Monitor Lizard
Steelers coach Mike Tomlin seems to be on a personal mission to depress the fantasy football value of his running back, Rashard Mendenhall. First he declared that unheralded back-up Isaac Redman would be in line for goal line carries. Next was that the team was going to be "monitoring his carries," which is counting them, I guess.
Tomlin missed out on a chance to become my favorite NFL coach here. All he had to do was say, "No, actually, we don't even know who is carrying the ball from down to down. It's not as if the playes were jerseys with numbers on them. We're just lucky the linemen don't take the ball once in a while, for fun." If there is a running back in football right now with unmonitored carries, raise your hand. Assuming that's still something you can do. Maybe you could just stamp your foot or moan.
Part of the fun of living in an age of diminished expectations is that we're supposed to just feel smarter than those people who came before us. They burned up running backs (and, of course, pitchers in baseball) like a chain smoker with a late girlfriend, depriving us all of the joys of wasted careers and blasted lives, and it's all we can do to keep from chuckling like Dr. Hibbert at how tremendously idiotic they all were. And never you mind that, assuming there is still a league to enjoy a few decades from now, that the people who watch it will be similarly convinced of our dopiness.
Limiting carries isn't the issue. Preventing damage is. And how that's done is the billion dollar question, isn't it? The Boston Red Sox have managed to keep their pitchers healthier than most in the past few years by establishing baselines at the start of the year, then allowing further work only when things looked clear. That seems a little smarter than counting pitches, doesn't it?
If I were running a team, I'd have an assistant chart and count hits on my fragile players, alternate them when possible, schedule decoy plays where they weren't necessarily putting a shoulder into anyone, and make sure that they didn't always get the ball between the tackles or in space, so that my team would be harder to scheme against. I'd also pull my offensive players aggressively in blowouts, only use my best players at the goal line in clutch situations, and bring in the back up QB fairly often. In other words, I would redefine fantasy nightmare.

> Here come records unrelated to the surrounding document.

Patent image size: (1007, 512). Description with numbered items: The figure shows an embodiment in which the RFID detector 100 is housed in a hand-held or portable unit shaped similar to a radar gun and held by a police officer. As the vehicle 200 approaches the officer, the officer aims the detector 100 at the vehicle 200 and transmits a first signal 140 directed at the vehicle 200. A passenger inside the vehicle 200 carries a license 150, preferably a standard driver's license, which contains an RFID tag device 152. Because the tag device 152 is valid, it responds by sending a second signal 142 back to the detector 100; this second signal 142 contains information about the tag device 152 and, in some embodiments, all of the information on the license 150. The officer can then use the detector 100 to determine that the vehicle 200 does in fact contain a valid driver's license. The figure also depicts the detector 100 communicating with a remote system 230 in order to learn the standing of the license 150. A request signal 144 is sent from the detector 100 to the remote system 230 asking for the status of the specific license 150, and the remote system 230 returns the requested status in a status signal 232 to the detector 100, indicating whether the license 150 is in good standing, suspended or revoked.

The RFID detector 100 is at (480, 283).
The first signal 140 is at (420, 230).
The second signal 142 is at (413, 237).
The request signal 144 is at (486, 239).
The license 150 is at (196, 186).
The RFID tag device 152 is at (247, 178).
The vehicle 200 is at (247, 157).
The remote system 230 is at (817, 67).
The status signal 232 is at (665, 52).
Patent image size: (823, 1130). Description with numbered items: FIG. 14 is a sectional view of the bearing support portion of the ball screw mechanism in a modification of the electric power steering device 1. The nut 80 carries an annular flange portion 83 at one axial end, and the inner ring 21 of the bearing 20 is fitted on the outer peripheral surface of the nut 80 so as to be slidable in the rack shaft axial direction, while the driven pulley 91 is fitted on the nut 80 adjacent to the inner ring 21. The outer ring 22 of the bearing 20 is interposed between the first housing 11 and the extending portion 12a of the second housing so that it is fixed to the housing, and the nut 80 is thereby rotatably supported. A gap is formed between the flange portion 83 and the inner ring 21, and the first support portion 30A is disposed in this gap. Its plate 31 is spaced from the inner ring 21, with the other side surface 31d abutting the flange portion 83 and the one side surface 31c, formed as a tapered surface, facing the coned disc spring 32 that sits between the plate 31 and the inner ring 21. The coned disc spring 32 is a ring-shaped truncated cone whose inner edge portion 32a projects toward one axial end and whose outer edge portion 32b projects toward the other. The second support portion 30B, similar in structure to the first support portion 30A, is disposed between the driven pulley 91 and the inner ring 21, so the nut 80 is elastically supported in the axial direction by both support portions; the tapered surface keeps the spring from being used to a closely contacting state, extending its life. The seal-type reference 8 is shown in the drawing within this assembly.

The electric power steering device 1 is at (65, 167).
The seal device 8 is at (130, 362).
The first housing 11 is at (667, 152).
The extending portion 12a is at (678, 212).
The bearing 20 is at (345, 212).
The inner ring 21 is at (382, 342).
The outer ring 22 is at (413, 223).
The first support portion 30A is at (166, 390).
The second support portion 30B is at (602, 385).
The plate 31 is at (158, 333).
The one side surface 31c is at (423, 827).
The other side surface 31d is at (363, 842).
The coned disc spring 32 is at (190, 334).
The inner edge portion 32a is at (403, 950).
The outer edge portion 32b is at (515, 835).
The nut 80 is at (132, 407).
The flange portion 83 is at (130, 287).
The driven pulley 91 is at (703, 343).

But going back to the damage issue... what really needs to happen is either a dramatic increase in helmet technology (unlikely), or an equally dramatic change in the way that the game is officiated, so that head to head contact is limited. The current situation is an untenable middle, where the players get just enough protection to get seriously hurt. Or an MRI machine on the sideline, so that each player can be checked when they are out of the game. Maybe we can have it sponsored by a health insurance company. I suspect they've got the scratch. Or, at least, the monitors.